61. Deze beslissing heeft alleen betrekking op de erfbelasting en doet geen uitspraak over andere belastingen.

Voetnoten

[1] Bij email bericht dd. 16 april 2025 bezorgden de aanvragers een kopie van de onderhandse oprichtingsakte van de maatschap ‘C’.

[2] Een kopie van de gecoördineerde tekst van de statuten van de maatschap worden als bijlage gevoegd bij de aanvraag.

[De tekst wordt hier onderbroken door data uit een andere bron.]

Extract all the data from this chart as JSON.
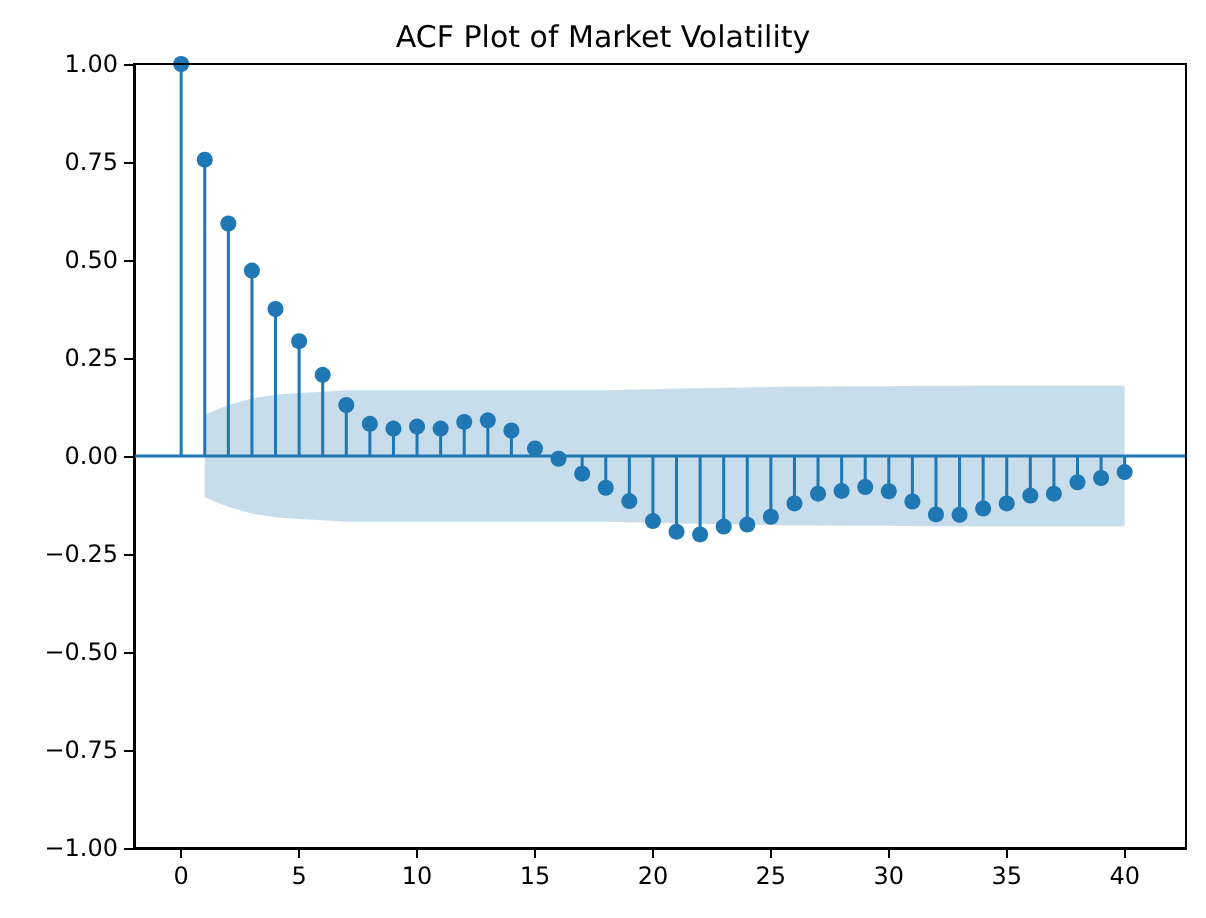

[3] Bij email bericht dd. 16 april 2025 bezorgden de aanvragers een afschrift van de notariële schenkingsakte dd. xx.xx.2020.

[4] Bij email bericht dd. 16 april 2025 bezorgden de aanvragers een afschrift van de authentieke akte dd. xx.xx.2024 houdende inbreng in natura van een onroerend goed door de echtgenoten X-Y, in de BV Z mits toekenning aan de inbrengers van 754 aandelen van de BV Z.

[5] Het ontwerp van de notulen van de algemene vergadering van de maatschap C houdende inbreng wordt gevoegd als bijlage bij de aanvraag.

[7] Bij email bericht dd. 16 april 2025 bezorgden de aanvragers een kopie van het aandelenregister van de BV Z.